Et avez-vous regardé ses matchs comme joueur ?
J’ai vu toutes les cassettes de lui au LOSC, à l’OM et aussi à l’OL. Je me souviens d’un coup franc avec Lille contre l’OM. Son premier but avec l’OM était une tête plongeante en glissant au sol contre Nantes. Quand j’ai vu ce but quelques années plus tard, je me suis dit que, pour réussir, il faut juste avoir faim, que ce n’est pas une affaire de qualité. Il a montré à quel point il voulait faire partie de cette grande équipe marseillaise. Car à l’époque, il n’était pas encore un titulaire indiscutable. Il était prêt à tout pour y arriver et ce but l’illustre parfaitement.

« Eric Gerets voulait que je fasse une saison à 20 matchs »

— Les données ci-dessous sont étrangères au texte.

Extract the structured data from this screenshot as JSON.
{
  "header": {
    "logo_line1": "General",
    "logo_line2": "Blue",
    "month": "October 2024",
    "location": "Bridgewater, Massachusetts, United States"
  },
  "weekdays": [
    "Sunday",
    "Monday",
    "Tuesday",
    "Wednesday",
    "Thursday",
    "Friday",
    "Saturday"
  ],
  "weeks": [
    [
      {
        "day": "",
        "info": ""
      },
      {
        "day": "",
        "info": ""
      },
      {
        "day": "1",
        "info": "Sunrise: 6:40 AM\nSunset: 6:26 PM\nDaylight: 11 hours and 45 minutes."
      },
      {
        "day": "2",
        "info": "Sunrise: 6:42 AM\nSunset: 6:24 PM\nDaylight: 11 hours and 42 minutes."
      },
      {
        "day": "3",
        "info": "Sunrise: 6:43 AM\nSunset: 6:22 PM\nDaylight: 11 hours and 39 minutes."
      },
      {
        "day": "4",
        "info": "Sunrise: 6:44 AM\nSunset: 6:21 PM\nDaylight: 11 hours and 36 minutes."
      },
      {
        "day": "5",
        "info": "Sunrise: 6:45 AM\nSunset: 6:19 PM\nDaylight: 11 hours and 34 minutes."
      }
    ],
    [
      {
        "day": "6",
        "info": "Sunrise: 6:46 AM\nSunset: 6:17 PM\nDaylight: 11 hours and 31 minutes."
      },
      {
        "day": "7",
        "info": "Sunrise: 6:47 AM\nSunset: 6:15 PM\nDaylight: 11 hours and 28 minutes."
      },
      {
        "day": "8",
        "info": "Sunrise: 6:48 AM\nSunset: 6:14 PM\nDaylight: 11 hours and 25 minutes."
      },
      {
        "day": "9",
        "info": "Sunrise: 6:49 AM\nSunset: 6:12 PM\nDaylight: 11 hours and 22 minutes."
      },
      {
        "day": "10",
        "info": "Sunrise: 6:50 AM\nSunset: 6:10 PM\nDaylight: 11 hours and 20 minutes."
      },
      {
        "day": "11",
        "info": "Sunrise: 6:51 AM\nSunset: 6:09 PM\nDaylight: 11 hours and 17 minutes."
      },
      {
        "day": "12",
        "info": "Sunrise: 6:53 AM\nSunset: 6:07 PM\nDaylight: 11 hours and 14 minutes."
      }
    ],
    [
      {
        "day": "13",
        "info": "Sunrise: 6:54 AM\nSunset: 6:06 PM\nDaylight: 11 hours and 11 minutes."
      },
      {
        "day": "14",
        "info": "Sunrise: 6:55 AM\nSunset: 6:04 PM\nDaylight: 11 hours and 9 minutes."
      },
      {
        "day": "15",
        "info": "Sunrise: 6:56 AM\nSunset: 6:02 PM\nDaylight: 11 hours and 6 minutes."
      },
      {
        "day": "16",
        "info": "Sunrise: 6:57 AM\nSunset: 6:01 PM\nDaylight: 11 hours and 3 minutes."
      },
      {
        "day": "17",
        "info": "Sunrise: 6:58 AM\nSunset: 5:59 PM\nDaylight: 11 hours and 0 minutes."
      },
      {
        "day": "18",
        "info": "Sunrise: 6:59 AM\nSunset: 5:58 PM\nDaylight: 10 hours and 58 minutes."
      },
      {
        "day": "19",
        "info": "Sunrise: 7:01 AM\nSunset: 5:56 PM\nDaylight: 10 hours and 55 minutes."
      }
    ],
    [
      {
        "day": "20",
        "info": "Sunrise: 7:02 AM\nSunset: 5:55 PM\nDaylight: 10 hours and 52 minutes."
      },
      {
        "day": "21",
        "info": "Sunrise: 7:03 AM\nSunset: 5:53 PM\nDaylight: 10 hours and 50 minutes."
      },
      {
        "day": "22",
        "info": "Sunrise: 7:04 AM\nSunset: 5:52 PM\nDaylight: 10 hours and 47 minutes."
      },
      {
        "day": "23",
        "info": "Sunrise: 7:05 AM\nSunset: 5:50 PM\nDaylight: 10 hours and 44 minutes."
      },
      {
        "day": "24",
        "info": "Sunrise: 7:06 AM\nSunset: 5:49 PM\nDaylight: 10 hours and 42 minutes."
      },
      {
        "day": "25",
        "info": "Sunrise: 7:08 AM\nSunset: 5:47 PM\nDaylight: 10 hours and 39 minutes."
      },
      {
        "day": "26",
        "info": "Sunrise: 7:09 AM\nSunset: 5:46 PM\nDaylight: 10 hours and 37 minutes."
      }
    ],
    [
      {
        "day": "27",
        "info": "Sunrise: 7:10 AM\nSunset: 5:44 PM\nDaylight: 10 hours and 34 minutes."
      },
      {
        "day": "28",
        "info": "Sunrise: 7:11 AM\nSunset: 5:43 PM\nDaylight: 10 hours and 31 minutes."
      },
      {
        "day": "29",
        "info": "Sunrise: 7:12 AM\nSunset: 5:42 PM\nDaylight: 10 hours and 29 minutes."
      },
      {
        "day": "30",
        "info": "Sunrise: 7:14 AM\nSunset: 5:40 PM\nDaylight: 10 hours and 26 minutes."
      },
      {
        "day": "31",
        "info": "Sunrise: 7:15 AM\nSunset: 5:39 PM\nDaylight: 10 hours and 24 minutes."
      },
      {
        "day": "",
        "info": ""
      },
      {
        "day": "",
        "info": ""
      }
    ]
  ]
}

Si l’on vous dit OM-OGC Nice (4-2), 32e journée de la saison 2010/2011, à quoi pensez-vous ?
Quatre buts d’Ayew : trois d’André et un de Jordan. On avait bien rigolé ce jour-là ! Je pense que c’était un de mes meilleurs moments en Ligue 1 Uber Eats. A chaque période de sa carrière, on se donne des objectifs différents et là, pour moi, c’était mon premier triplé. Un moment particulier. Il y a eu d’autres matchs où nous avons marqué tous les deux, mais celui-ci était spécial d’autant qu’il me semble que mon frère me fait une ou deux passes décisives (une, sur un centre sur son 2e but). Je crois que c’est ce match qui a installé les frères Ayew dans le cœur des Marseillais. J’ai senti énormément de fierté. J’ai pris conscience qu’il était possible de réaliser cette performance en Ligue 1 Uber Eats. C’était une période importante car le club jouait le titre à cette période. Pour moi, l’objectif était de dépasser mes limites, de continuer à progresser en réalisant des choses nouvelles.

Avant cela, vous avez connu un prêt au FC Lorient en 2008/2009. Comment cela s’est-il passé ?
Après ma première saison à l’OM, où j’avais la chance de faire quelques matchs comme titulaire et surtout plusieurs entrées en jeu pour participer au championnat, à la Coupe et à la Ligue des Champions, l’année d’après, le coach Eric Gerets – qui me faisait confiance – voulait que je fasse une saison à plus de 20 matchs en Ligue 1 Uber Eats. Pour ensuite revenir à l’OM, si tout se passait comme prévu. Et parmi toutes les offres reçues à l’époque, Lorient correspondait le mieux à ce que je recherchais au niveau du style de jeu avec le 4-4-2 bien huilé de Christian Gourcuff.

Qu’est-ce que cette saison chez les Merlus vous a-t-elle apporté ?
Cette décision m’a fait grandir car à Marseille, j’étais vraiment dans mon petit cocon avec tous mes amis et mes proches. Partir pour Lorient (à 19 ans), ce n’était pas une épreuve car ça reste en France, mais ça changeait mes habitudes. Je quittais un centre que je fréquentais depuis mes 14 ans. Au final, ça s’est bien passé car je me suis aguerri et j’ai obtenu du temps de jeu.